To be clear, this entire parable includes over-the-top details to make the point. This includes the final torture of the first slave. This is a parable, not an analogy. Jesus is not speaking about hell or eternal punishment here. That’s something we read into the text instead of actually gleaning from it. If this were a parable about punishment, we’d know it. Instead, it is, rather obviously, a parable about mercy.

So, what does it actually mean to forgive? The parable is instructive for us. Financial debt was then, just as it is today for many people and nations, a crippling burden. US consumer debt is over $14 trillion, meaning each American holds an average of over $90,000 in debt and those numbers are rising. And if you’ve ever had debt, you know how it holds you back from doing the things that you’d really like to do. Debt makes you fearful and uncertain, so we are less generous than we would like to be. Debt can feel suffocating. And this is a way of understanding sin.

Earlier in Matthew, when Jesus is teaching his disciples to pray, he teaches them: “Forgive us our debts as we forgive our debtors.” It is Luke’s version that renders this as “forgive us our sins,” and the more familiar “trespasses” doesn’t show up as a translation until the 1500s. The point is that sins and debts are nearly synonymous in the language of the Bible. Now, notice what the king does with the large debt – he does not restructure it, he does not offer a lower interest rate or a longer repayment period, he does not reduce it; no, he eliminates it. He forgives it. The word “forgive” literally means “to let go.” Forgiveness is letting go of the chains that shackle us.
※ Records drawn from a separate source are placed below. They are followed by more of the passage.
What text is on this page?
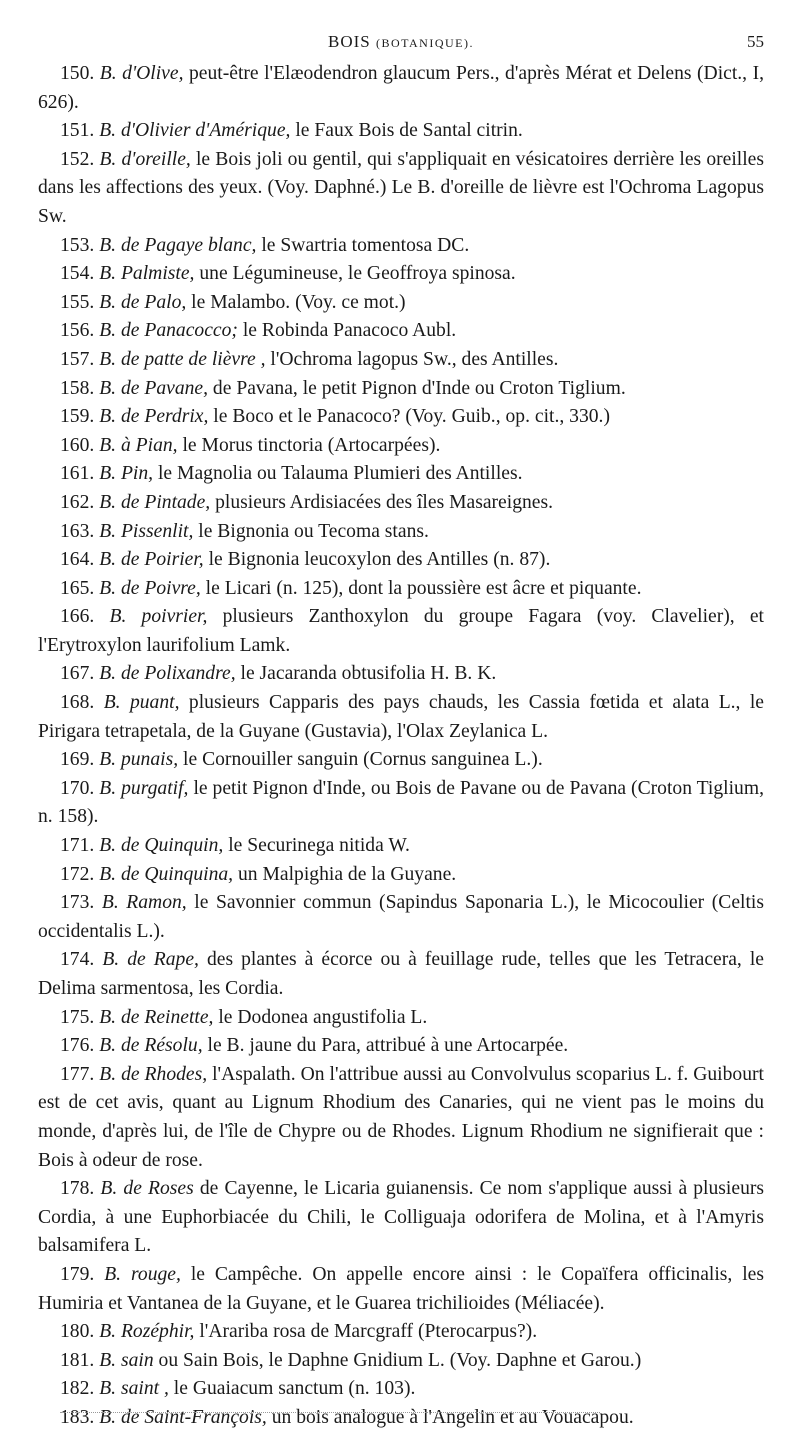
BOIS (BOTANIQUE).	55

150. B. d'Olive, peut-être l'Elæodendron glaucum Pers., d'après Mérat et Delens (Dict., I, 626).

151. B. d'Olivier d'Amérique, le Faux Bois de Santal citrin.

152. B. d'oreille, le Bois joli ou gentil, qui s'appliquait en vésicatoires derrière les oreilles dans les affections des yeux. (Voy. Daphné.) Le B. d'oreille de lièvre est l'Ochroma Lagopus Sw.

153. B. de Pagaye blanc, le Swartria tomentosa DC.

154. B. Palmiste, une Légumineuse, le Geoffroya spinosa.

155. B. de Palo, le Malambo. (Voy. ce mot.)

156. B. de Panacocco; le Robinda Panacoco Aubl.

157. B. de patte de lièvre , l'Ochroma lagopus Sw., des Antilles.

158. B. de Pavane, de Pavana, le petit Pignon d'Inde ou Croton Tiglium.

159. B. de Perdrix, le Boco et le Panacoco? (Voy. Guib., op. cit., 330.)

160. B. à Pian, le Morus tinctoria (Artocarpées).

161. B. Pin, le Magnolia ou Talauma Plumieri des Antilles.

162. B. de Pintade, plusieurs Ardisiacées des îles Masareignes.

163. B. Pissenlit, le Bignonia ou Tecoma stans.

164. B. de Poirier, le Bignonia leucoxylon des Antilles (n. 87).

165. B. de Poivre, le Licari (n. 125), dont la poussière est âcre et piquante.

166. B. poivrier, plusieurs Zanthoxylon du groupe Fagara (voy. Clavelier), et l'Erytroxylon laurifolium Lamk.

167. B. de Polixandre, le Jacaranda obtusifolia H. B. K.

168. B. puant, plusieurs Capparis des pays chauds, les Cassia fœtida et alata L., le Pirigara tetrapetala, de la Guyane (Gustavia), l'Olax Zeylanica L.

169. B. punais, le Cornouiller sanguin (Cornus sanguinea L.).

170. B. purgatif, le petit Pignon d'Inde, ou Bois de Pavane ou de Pavana (Croton Tiglium, n. 158).

171. B. de Quinquin, le Securinega nitida W.

172. B. de Quinquina, un Malpighia de la Guyane.

173. B. Ramon, le Savonnier commun (Sapindus Saponaria L.), le Micocoulier (Celtis occidentalis L.).

174. B. de Rape, des plantes à écorce ou à feuillage rude, telles que les Tetracera, le Delima sarmentosa, les Cordia.

175. B. de Reinette, le Dodonea angustifolia L.

176. B. de Résolu, le B. jaune du Para, attribué à une Artocarpée.

177. B. de Rhodes, l'Aspalath. On l'attribue aussi au Convolvulus scoparius L. f. Guibourt est de cet avis, quant au Lignum Rhodium des Canaries, qui ne vient pas le moins du monde, d'après lui, de l'île de Chypre ou de Rhodes. Lignum Rhodium ne signifierait que : Bois à odeur de rose.

178. B. de Roses de Cayenne, le Licaria guianensis. Ce nom s'applique aussi à plusieurs Cordia, à une Euphorbiacée du Chili, le Colliguaja odorifera de Molina, et à l'Amyris balsamifera L.

179. B. rouge, le Campêche. On appelle encore ainsi : le Copaïfera officinalis, les Humiria et Vantanea de la Guyane, et le Guarea trichilioides (Méliacée).

180. B. Rozéphir, l'Arariba rosa de Marcgraff (Pterocarpus?).

181. B. sain ou Sain Bois, le Daphne Gnidium L. (Voy. Daphne et Garou.)

182. B. saint , le Guaiacum sanctum (n. 103).

183. B. de Saint-François, un bois analogue à l'Angelin et au Vouacapou.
But forgiveness does not mean everything that we might think it does. Forgiveness is not about denial. The king does not pretend that the debt didn’t exist. He does not forget about the debt, rather, he forgives it. And this forgiveness changes their relationship. Forgiveness is not about coming down with a case of selective amnesia, instead forgiveness is a willful act in which we choose not to hold an unforgiveable debt over others, or more often, ourselves. 

Nor is forgiveness about condoning or excusing the inexcusable. I want to make this absolutely clear – just because you forgive something does not mean that you are saying that the wrong was acceptable or okay. It just means that you won’t be tied to it anymore. Abuse, whether physical, verbal, psychological, or sexual is never, never okay. This passage has a sad history of guilting victims of domestic violence into staying with their abusers. That is an abomination. Abuse is never okay. And if you are in such a situation and need help getting out of it, please let me know.
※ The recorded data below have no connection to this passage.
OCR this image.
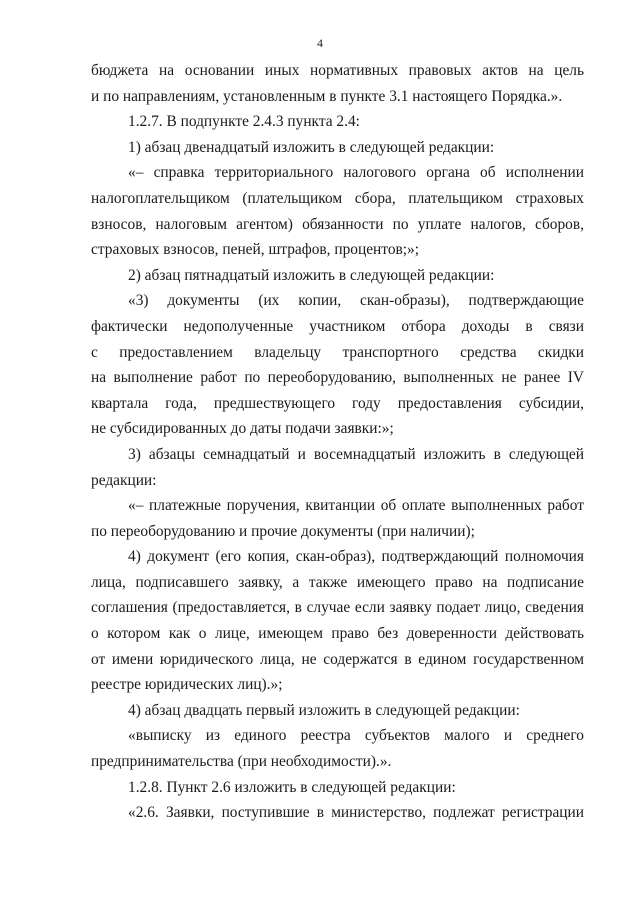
4
бюджета на основании иных нормативных правовых актов на цель
и по направлениям, установленным в пункте 3.1 настоящего Порядка.».
1.2.7. В подпункте 2.4.3 пункта 2.4:
1) абзац двенадцатый изложить в следующей редакции:
«– справка территориального налогового органа об исполнении
налогоплательщиком (плательщиком сбора, плательщиком страховых
взносов, налоговым агентом) обязанности по уплате налогов, сборов,
страховых взносов, пеней, штрафов, процентов;»;
2) абзац пятнадцатый изложить в следующей редакции:
«3) документы (их копии, скан-образы), подтверждающие
фактически недополученные участником отбора доходы в связи
с предоставлением владельцу транспортного средства скидки
на выполнение работ по переоборудованию, выполненных не ранее IV
квартала года, предшествующего году предоставления субсидии,
не субсидированных до даты подачи заявки:»;
3) абзацы семнадцатый и восемнадцатый изложить в следующей
редакции:
«– платежные поручения, квитанции об оплате выполненных работ
по переоборудованию и прочие документы (при наличии);
4) документ (его копия, скан-образ), подтверждающий полномочия
лица, подписавшего заявку, а также имеющего право на подписание
соглашения (предоставляется, в случае если заявку подает лицо, сведения
о котором как о лице, имеющем право без доверенности действовать
от имени юридического лица, не содержатся в едином государственном
реестре юридических лиц).»;
4) абзац двадцать первый изложить в следующей редакции:
«выписку из единого реестра субъектов малого и среднего
предпринимательства (при необходимости).».
1.2.8. Пункт 2.6 изложить в следующей редакции:
«2.6. Заявки, поступившие в министерство, подлежат регистрации
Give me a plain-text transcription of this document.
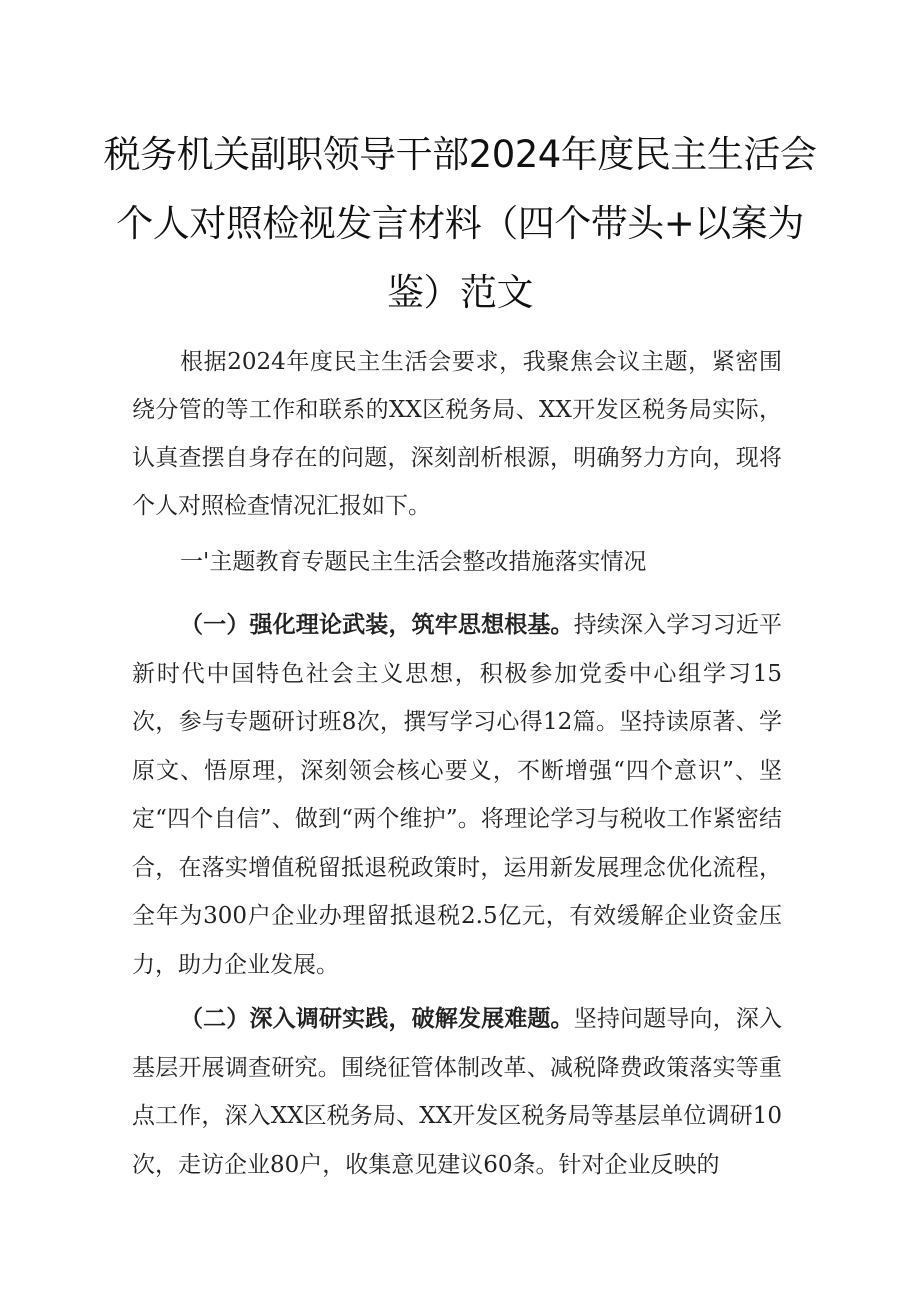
税务机关副职领导干部2024年度民主生活会
个人对照检视发言材料（四个带头+以案为
鉴）范文

根据2024年度民主生活会要求，我聚焦会议主题，紧密围绕分管的等工作和联系的XX区税务局、XX开发区税务局实际，认真查摆自身存在的问题，深刻剖析根源，明确努力方向，现将个人对照检查情况汇报如下。

一'主题教育专题民主生活会整改措施落实情况

（一）强化理论武装，筑牢思想根基。持续深入学习习近平新时代中国特色社会主义思想，积极参加党委中心组学习15次，参与专题研讨班8次，撰写学习心得12篇。坚持读原著、学原文、悟原理，深刻领会核心要义，不断增强“四个意识”、坚定“四个自信”、做到“两个维护”。将理论学习与税收工作紧密结合，在落实增值税留抵退税政策时，运用新发展理念优化流程，全年为300户企业办理留抵退税2.5亿元，有效缓解企业资金压力，助力企业发展。

（二）深入调研实践，破解发展难题。坚持问题导向，深入基层开展调查研究。围绕征管体制改革、减税降费政策落实等重点工作，深入XX区税务局、XX开发区税务局等基层单位调研10次，走访企业80户，收集意见建议60条。针对企业反映的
The Lutheran pastor and author Nadia Bolz-Weber has said that holding onto anger or staying in bad relationships doesn’t combat evil, it just feeds it. Instead, forgiveness is about breaking the chains that bind us to bad situations. Forgiveness, in situations of abuse, is about eliminating debt so that the relationship can be severed. And there is never anything wrong with getting out of an abusive relationship.
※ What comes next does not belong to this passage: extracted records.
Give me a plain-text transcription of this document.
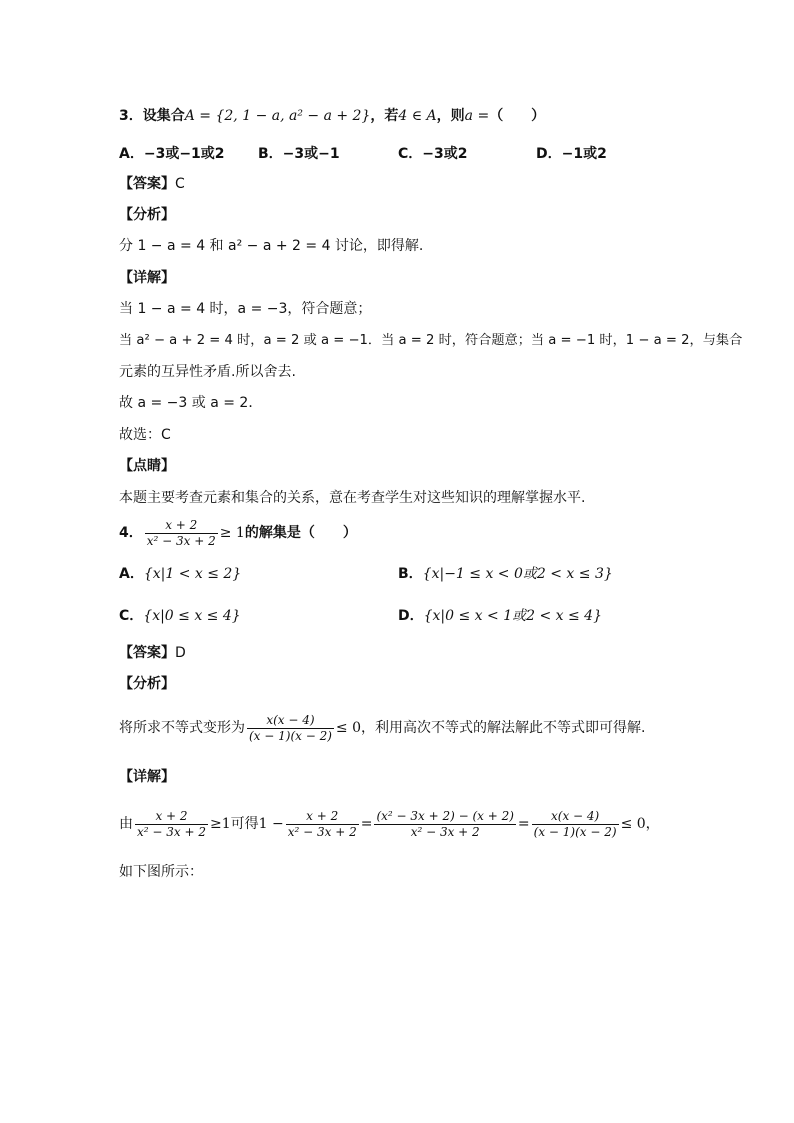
3．设集合A = {2, 1 − a, a² − a + 2}，若4 ∈ A，则a =（　　）
A．−3或−1或2 B．−3或−1	C．−3或2	D．−1或2
【答案】C
【分析】
分 1 − a = 4 和 a² − a + 2 = 4 讨论，即得解.
【详解】
当 1 − a = 4 时，a = −3，符合题意；
当 a² − a + 2 = 4 时，a = 2 或 a = −1．当 a = 2 时，符合题意；当 a = −1 时，1 − a = 2，与集合
元素的互异性矛盾.所以舍去.
故 a = −3 或 a = 2．
故选：C
【点睛】
本题主要考查元素和集合的关系，意在考查学生对这些知识的理解掌握水平.
4． $\frac{x + 2}{\text{x² − 3x + 2}} \ge 1$的解集是（　　）
A．{x|1 < x ≤ 2}	B．{x|−1 ≤ x < 0或2 < x ≤ 3}
C．{x|0 ≤ x ≤ 4}	D．{x|0 ≤ x < 1或2 < x ≤ 4}
【答案】D
【分析】
将所求不等式变形为 $\frac{x(x - 4)}{(x - 1)(x - 2)} \le 0$，利用高次不等式的解法解此不等式即可得解.
【详解】
由 $\frac{x + 2}{\text{x² − 3x + 2}} \ge 1$可得$1 - \frac{x + 2}{\text{x² − 3x + 2}} = \frac{\text{(x² − 3x + 2) − (x + 2)}}{\text{x² − 3x + 2}} = \frac{x(x - 4)}{(x - 1)(x - 2)} \le 0$，
如下图所示：
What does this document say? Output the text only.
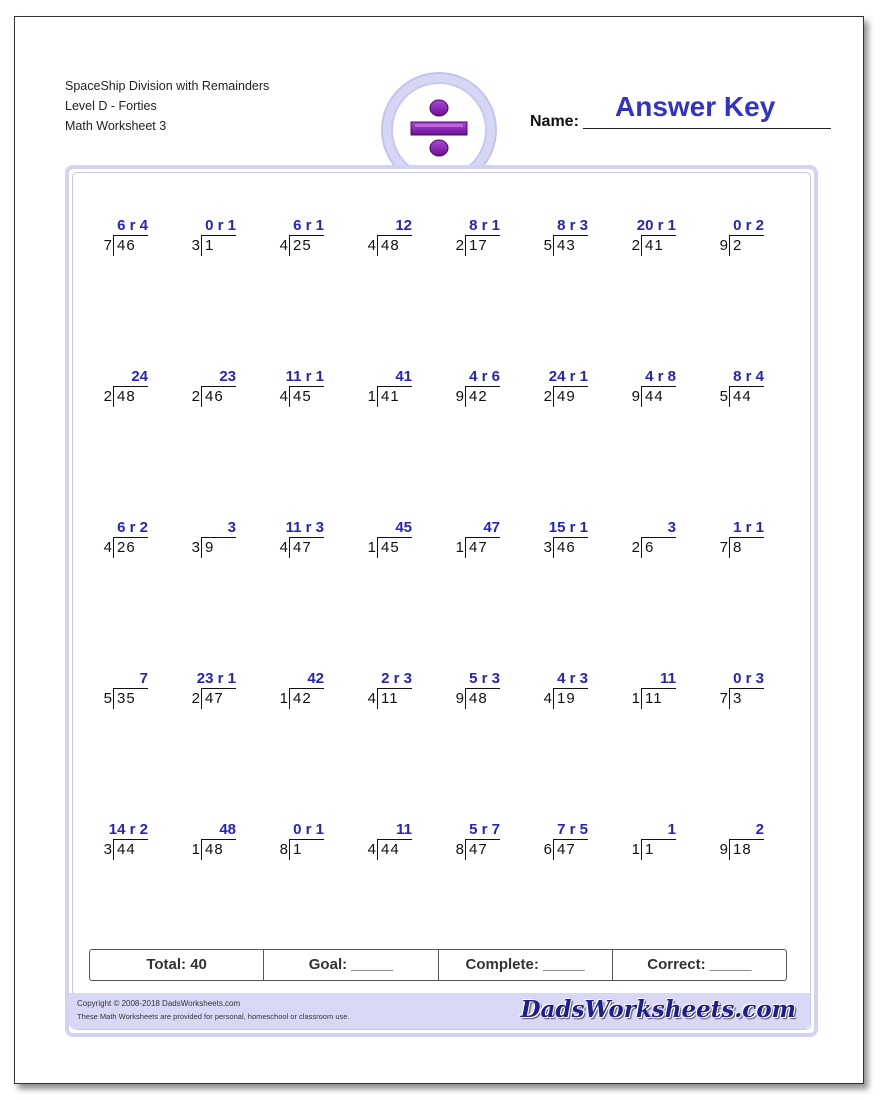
SpaceShip Division with Remainders
Level D - Forties
Math Worksheet 3
Answer Key
Name:
6 r 4
7 46
0 r 1
3 1
6 r 1
4 25
12
4 48
8 r 1
2 17
8 r 3
5 43
20 r 1
2 41
0 r 2
9 2
24
2 48
23
2 46
11 r 1
4 45
41
1 41
4 r 6
9 42
24 r 1
2 49
4 r 8
9 44
8 r 4
5 44
6 r 2
4 26
3
3 9
11 r 3
4 47
45
1 45
47
1 47
15 r 1
3 46
3
2 6
1 r 1
7 8
7
5 35
23 r 1
2 47
42
1 42
2 r 3
4 11
5 r 3
9 48
4 r 3
4 19
11
1 11
0 r 3
7 3
14 r 2
3 44
48
1 48
0 r 1
8 1
11
4 44
5 r 7
8 47
7 r 5
6 47
1
1 1
2
9 18
Total: 40	Goal: _____	Complete: _____	Correct: _____
Copyright © 2008-2018 DadsWorksheets.com
These Math Worksheets are provided for personal, homeschool or classroom use.	DadsWorksheets.com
Neither is forgiveness about letting someone get away with something. Sometimes we talk about about cheap grace and costly grace. Well, forgiving others is not offering them cheap grace, rather it is very costly. Think about the king in this parable – forgiving a debt of that magnitude would certainly cost him a lot. His net worth is going to look a lot different once those 10,000 talents come off the books. As we heard this morning from Romans, St. Paul notes that “we will all stand before the judgement of God” and that “each of us will be accountable to God.” Forgiving doesn’t mean there won’t be consequences, it just takes us out of the judgment seat, a place we really shouldn’t be anyway.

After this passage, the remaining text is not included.